The thing with purebred dogs (or purebred anything, for that matter) is that they’re very genetically uniform. Take coat color, for instance: Dark fur is dominant over light fur, so you could have a part-Black Lab dog which looks black like a Lab, even though it also has light-fur-genes. But a true purebred Black Lab will only have the black-fur genes. Likewise for all of the other traits (or at least, those traits which are part of the breed standard). So if you’ve got a lab stud and a poodle bitch, you know that the stud has two copies of the gene for lab color, two of the gene for lab fur texture, two of the gene for lab-shaped ears, etc., and likewise, the bitch will have matched pairs for poodle hair color and texture, ears, etc. So when you breed them, the first-generation pups will always get one copy each of the poodle and lab genes for those traits: One poodle color gene, one lab color gene, one poodle ear gene, one lab ear gene, etc. In some cases, the lab gene will be dominant, in some cases, the poodle gene will be, and in some cases, you’ll get mixed dominance, but the results will be uniform for every puppy.

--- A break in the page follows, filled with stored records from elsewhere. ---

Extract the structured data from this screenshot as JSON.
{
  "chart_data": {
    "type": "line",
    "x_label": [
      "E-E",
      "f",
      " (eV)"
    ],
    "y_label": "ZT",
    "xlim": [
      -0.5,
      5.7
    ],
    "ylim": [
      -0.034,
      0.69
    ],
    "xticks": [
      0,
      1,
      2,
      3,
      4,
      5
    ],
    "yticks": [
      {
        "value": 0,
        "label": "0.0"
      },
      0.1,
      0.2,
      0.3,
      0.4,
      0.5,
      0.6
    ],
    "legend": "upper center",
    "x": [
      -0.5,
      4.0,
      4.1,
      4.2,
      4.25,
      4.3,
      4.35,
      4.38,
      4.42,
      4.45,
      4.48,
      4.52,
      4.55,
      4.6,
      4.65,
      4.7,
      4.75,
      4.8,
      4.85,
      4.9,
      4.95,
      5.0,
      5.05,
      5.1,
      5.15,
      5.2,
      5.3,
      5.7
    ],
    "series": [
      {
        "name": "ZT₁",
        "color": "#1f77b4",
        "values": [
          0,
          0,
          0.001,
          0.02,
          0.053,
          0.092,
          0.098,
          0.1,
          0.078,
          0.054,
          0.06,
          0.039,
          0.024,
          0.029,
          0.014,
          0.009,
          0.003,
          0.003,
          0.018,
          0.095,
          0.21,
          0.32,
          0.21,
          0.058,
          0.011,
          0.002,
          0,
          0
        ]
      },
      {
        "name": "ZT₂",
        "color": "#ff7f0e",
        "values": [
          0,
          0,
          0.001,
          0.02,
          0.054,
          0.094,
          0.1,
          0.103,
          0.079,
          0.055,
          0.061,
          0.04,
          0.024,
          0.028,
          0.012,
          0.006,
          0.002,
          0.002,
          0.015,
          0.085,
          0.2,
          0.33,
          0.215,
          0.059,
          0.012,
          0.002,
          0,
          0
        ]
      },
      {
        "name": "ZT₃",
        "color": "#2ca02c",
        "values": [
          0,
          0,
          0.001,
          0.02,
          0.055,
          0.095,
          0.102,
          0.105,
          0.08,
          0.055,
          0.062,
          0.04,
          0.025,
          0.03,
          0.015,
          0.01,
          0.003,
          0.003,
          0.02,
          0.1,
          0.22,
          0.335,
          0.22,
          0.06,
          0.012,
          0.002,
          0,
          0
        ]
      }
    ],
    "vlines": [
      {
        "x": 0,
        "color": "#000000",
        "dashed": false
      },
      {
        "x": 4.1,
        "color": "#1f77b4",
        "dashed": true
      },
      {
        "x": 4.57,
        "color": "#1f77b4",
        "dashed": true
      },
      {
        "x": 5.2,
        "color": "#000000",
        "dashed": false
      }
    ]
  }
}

On the other hand, when you cross two mutts, the resulting pups can have any combination of the genes. So a second-generation labradoodle might have two copies of the lab ear genes, but two copies of the poodle hair texture genes, so you could get a dog with lab ears but curly hair. Or you could get the reverse, and get a dog with poodle ears but straight hair, or get one which by chance happened to be mixed on both those traits, and hence still look sort of like a “true” labradoodle.